Namun yang terparah berada di Kabupaten Pidie dan Nagan Raya. Di kedua kabupaten ini, penambangan tidak lagi bisa disebut tradisional, karena sudah menggunakan alat berat.
Ada lima lokasi tambang emas ilegal di Geumpang, yaitu Krueng Tangse, Krueng Sikolen, Krueng Geumpang, Gunung Miwah dan Gampong Bangkeh.
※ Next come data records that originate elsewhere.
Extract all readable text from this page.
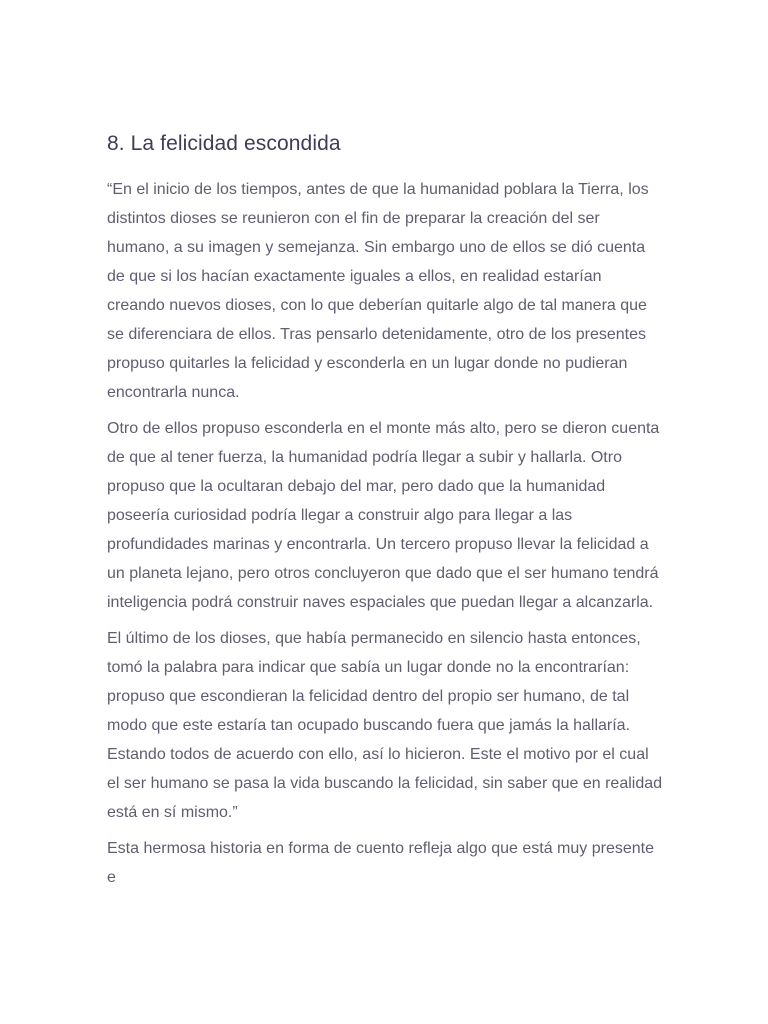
8. La felicidad escondida

“En el inicio de los tiempos, antes de que la humanidad poblara la Tierra, los distintos dioses se reunieron con el fin de preparar la creación del ser humano, a su imagen y semejanza. Sin embargo uno de ellos se dió cuenta de que si los hacían exactamente iguales a ellos, en realidad estarían creando nuevos dioses, con lo que deberían quitarle algo de tal manera que se diferenciara de ellos. Tras pensarlo detenidamente, otro de los presentes propuso quitarles la felicidad y esconderla en un lugar donde no pudieran encontrarla nunca.

Otro de ellos propuso esconderla en el monte más alto, pero se dieron cuenta de que al tener fuerza, la humanidad podría llegar a subir y hallarla. Otro propuso que la ocultaran debajo del mar, pero dado que la humanidad poseería curiosidad podría llegar a construir algo para llegar a las profundidades marinas y encontrarla. Un tercero propuso llevar la felicidad a un planeta lejano, pero otros concluyeron que dado que el ser humano tendrá inteligencia podrá construir naves espaciales que puedan llegar a alcanzarla.

El último de los dioses, que había permanecido en silencio hasta entonces, tomó la palabra para indicar que sabía un lugar donde no la encontrarían: propuso que escondieran la felicidad dentro del propio ser humano, de tal modo que este estaría tan ocupado buscando fuera que jamás la hallaría. Estando todos de acuerdo con ello, así lo hicieron. Este el motivo por el cual el ser humano se pasa la vida buscando la felicidad, sin saber que en realidad está en sí mismo.”

Esta hermosa historia en forma de cuento refleja algo que está muy presente e
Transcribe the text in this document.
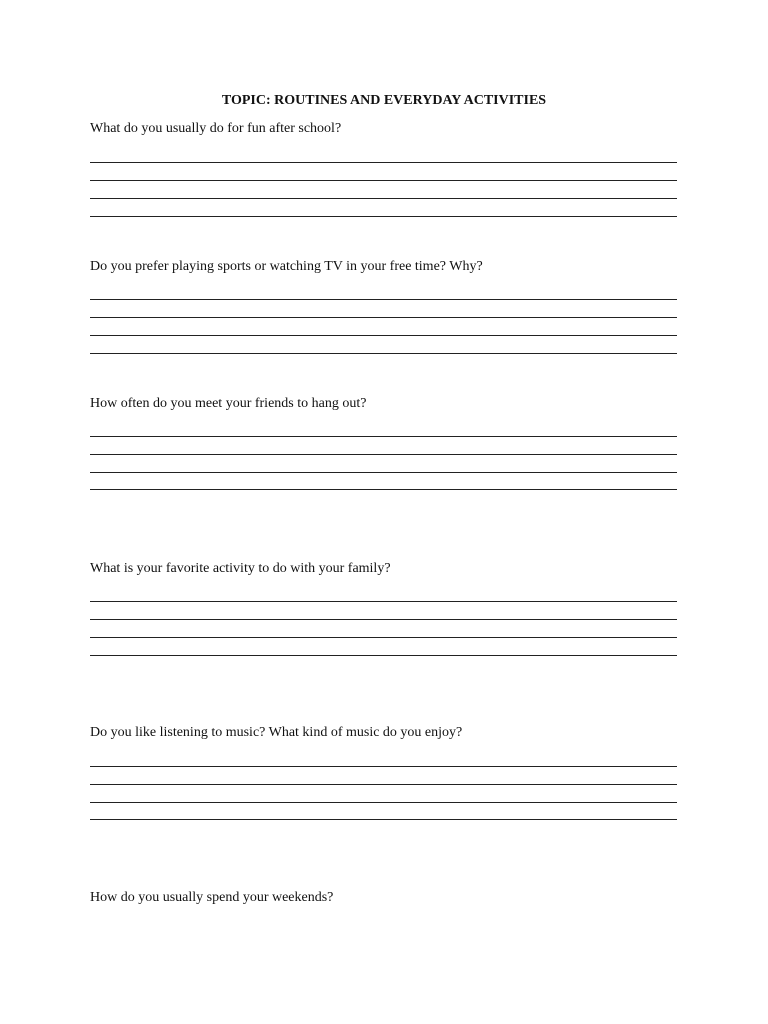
TOPIC: ROUTINES AND EVERYDAY ACTIVITIES
What do you usually do for fun after school?
Do you prefer playing sports or watching TV in your free time? Why?
How often do you meet your friends to hang out?
What is your favorite activity to do with your family?
Do you like listening to music? What kind of music do you enjoy?
How do you usually spend your weekends?
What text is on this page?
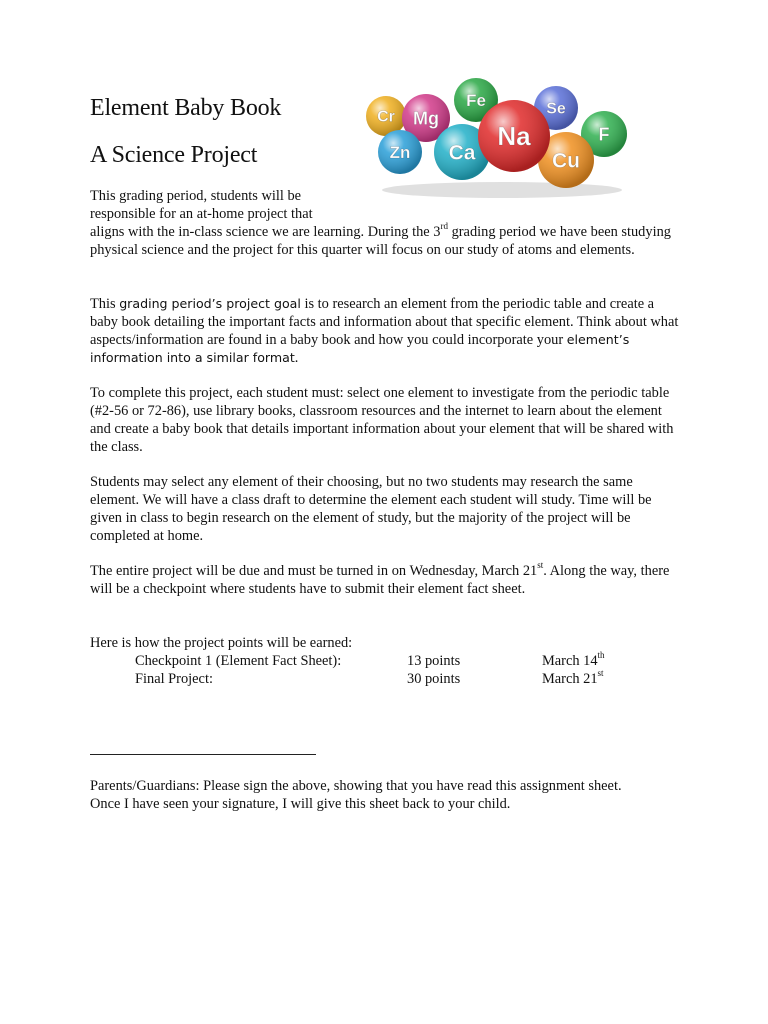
Element Baby Book
A Science Project
Cr	Se
Fe
Mg
Zn
F
Ca	Cu
Na

This grading period, students will be
responsible for an at-home project that

aligns with the in-class science we are learning. During the 3rd grading period we have been studying physical science and the project for this quarter will focus on our study of atoms and elements.

This grading period’s project goal is to research an element from the periodic table and create a baby book detailing the important facts and information about that specific element. Think about what aspects/information are found in a baby book and how you could incorporate your element’s information into a similar format.

To complete this project, each student must: select one element to investigate from the periodic table (#2-56 or 72-86), use library books, classroom resources and the internet to learn about the element and create a baby book that details important information about your element that will be shared with the class.

Students may select any element of their choosing, but no two students may research the same element. We will have a class draft to determine the element each student will study. Time will be given in class to begin research on the element of study, but the majority of the project will be completed at home.

The entire project will be due and must be turned in on Wednesday, March 21st. Along the way, there will be a checkpoint where students have to submit their element fact sheet.

Here is how the project points will be earned:

Checkpoint 1 (Element Fact Sheet):	13 points	March 14th
Final Project:	30 points	March 21st

Parents/Guardians: Please sign the above, showing that you have read this assignment sheet.
Once I have seen your signature, I will give this sheet back to your child.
Berdasarkan pengakuan warga, Krueng Geumpang yang memiliki banyak lubang tambang dan sudah berlangsung sejak 2009 - 2014 penambangan secara tradisional.
Akan tetapi di atas tahun 2014, proses penambangan sudah dilakukan secara modern, yaitu menggunakan alat berat, seperti yang berada di Alue Saya, Alue Rek dan Alue Suloek, sungai tersebut bermuara bagian dari hulu wilayah sungai Woyla Kabupaten Aceh Barat.
Bahkan rentan 2010-2016, sebanyak 38 orang pekerja meninggal dunia akibat longsor dan tertimbun di Aceh. Dari angka itu, 27 orang diantaranya meninggal di lokasi tambang di Geumpang, Kabupaten Pidie.
Padahal aktivitas tambang emas ilegal itu sudah sangat jelas melanggar undang-undang. Mereka melanggar UU Nomor 4 Tahun 2009 tentang Pertambangan Mineral dan Batubara. Dalam pasal 7 memberikan kewenangan kepada pemerintah provinsi dalam pengelolaannya.
Kemudian dalam pasal 158 undang-undang tersebut juga mengatur sanksi pidana kepada setiap orang yang melakukan usaha penambangan tanpa IUP, IPR atau IUPK. Lalu pasal 160, 161 dan 164 bisa digunakan dasar hukum untuk menindak pelaku pertambangan ilegal.
"Akan tetapi pemerintah dan lembaga penegak hukum belum mampu menertibkan aktivitas itu, hanya bisa membuat seruan dan kampanye media," kata Direktur Walhi Aceh, Muhammad Nur, Selasa (10/10) di Banda Aceh.
Pada tanggal 15 Mei 2017 lalu, sejumlah masyarakat dari Geumpang mendatangi Walhi Aceh, mereka resah maraknya penambangan emas ilegal yang bisa mengundang bencana alam.
Ya, mereka merasa negeri mereka sudah dieksploitasi secara berlebihan tanpa terkendali. Karena ada 300 unit alat berat setiap hari mengeruk dan membuat lubang untuk menambang emas, tentu ini bila tak terkendali bencana alam akan terjadi.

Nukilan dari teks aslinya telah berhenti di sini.